Microsoft 365
Microsoft 365 is a cloud-based platform that integrates productivity apps and collaboration tools. This integration supports SaaS Ecosystem visibility, SaaS Security Posture Management (SSPM), Data Loss Prevention (DLP), and Malware Threat Protection capabilities.
Prerequisite
The user that performs the integration must have Global Administrator or Privileged Role Administrator permissions in Microsoft Entra ID (formerly Azure AD).
Required Permissions
To integrate Microsoft 365 with Check Point SaaS Security, the integration requests a predefined set of API permissions during installation.
These permissions allow SaaS Security to collect configuration data, audit logs, activity events, and content metadata required for security monitoring, risk analysis, DLP and malware detection, and enforcement of customer-defined remediation policies.
|
|
Note - All listed permissions are granted as Application permissions and require tenant‑level admin consent during installation. |
Permission Scope Summary
During installation, the Microsoft 365 integration requests a total of 25 application permissions across two API resource servers:
-
Microsoft Graph API – 23 permissions
-
Office 365 Management APIs – 2 permissions
Microsoft Graph API Permissions
| Permission Scope | Type | Description |
|---|---|---|
| AppCatalog.Read.All | Application | Read all app catalogs |
| Application.Read.All | Application | Read all applications |
| Application.ReadWrite.All | Application | Read and write all applications |
| AppRoleAssignment.ReadWrite.All | Application | Manage app permission grants and app role assignments |
| AuditLog.Read.All | Application | Read all audit log data |
| Chat.ReadBasic.All | Application | Read names and members of all chat threads |
| Directory.Read.All | Application | Read directory data |
| Files.Read.All | Application | Read files in all site collections |
| Files.ReadWrite.All | Application | Read and write files in all site collections |
| Place.Read.All | Application | Read all company places |
| Policy.Read.All | Application | Read your organization’s policies |
| Reports.Read.All | Application | Read all usage reports |
| RoleManagement.Read.Directory | Application | Read all directory RBAC settings |
| SharePointTenantSettings.Read.All | Application | Read SharePoint and OneDrive tenant settings |
| Sites.Read.All | Application | Read items in all site collections |
| Sites.ReadWrite.All | Application | Read and write items in all site collections |
| TeamMember.Read.All | Application | Read the members of all teams |
| TeamsAppInstallation.ReadForChat.All | Application | Read installed Teams apps for all chats |
| TeamsAppInstallation.ReadForTeam.All | Application | Read installed Teams apps for all teams |
| TeamsAppInstallation.ReadForUser.All | Application | Read installed Teams apps for all users |
| User.Read.All | Application | Read all users’ full profiles |
| User.ReadWrite.All | Application | Read and write all users’ full profiles |
| UserAuthenticationMethod.Read.All | Application | Read all users’ authentication methods |
Office 365 Management API Permissions
| Permission Scope | Type | Description |
|---|---|---|
| ActivityFeed.Read | Application | Read activity data for your organization |
| ActivityFeed.ReadDlp.Read | Application | Read DLP policy events including detected sensitive data |
Integrating Microsoft 365
Microsoft 365 uses OAuth2 authorization to integrate with SaaS Security.

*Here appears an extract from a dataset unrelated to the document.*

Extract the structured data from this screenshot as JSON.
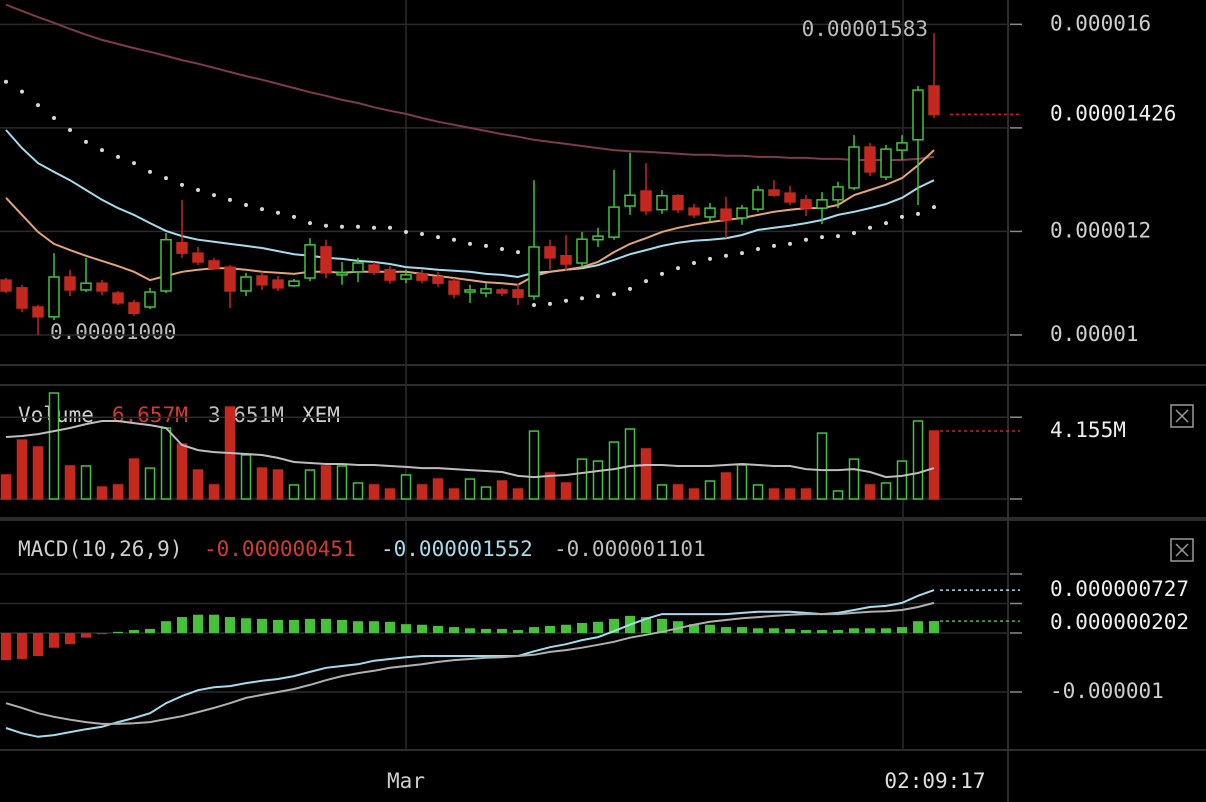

OAuth2 authorization is a protocol that allows users to grant third-party applications limited access to their resources without sharing their credentials.
|
|
Note - The integration is disabled if the Global Administrator or Privileged Role Administrator is no longer associated with the user who installed it. For example, when the user leaves the organization. |
To integrate Microsoft 365 with SaaS Security:
-
Log in to the SaaS Security Administrator Portal.
-
From the top banner, click Integration Manager.
-
In the Microsoft widget, click Connect.
The Microsoft window opens.

-
Click Connect.
The Sign in to your account window opens.
-
Select your account with the administrator privileges.
-
Review the permissions for SaaS Security and click Accept.
In the SaaS Security Administrator Portal, the Successfully connected message appears.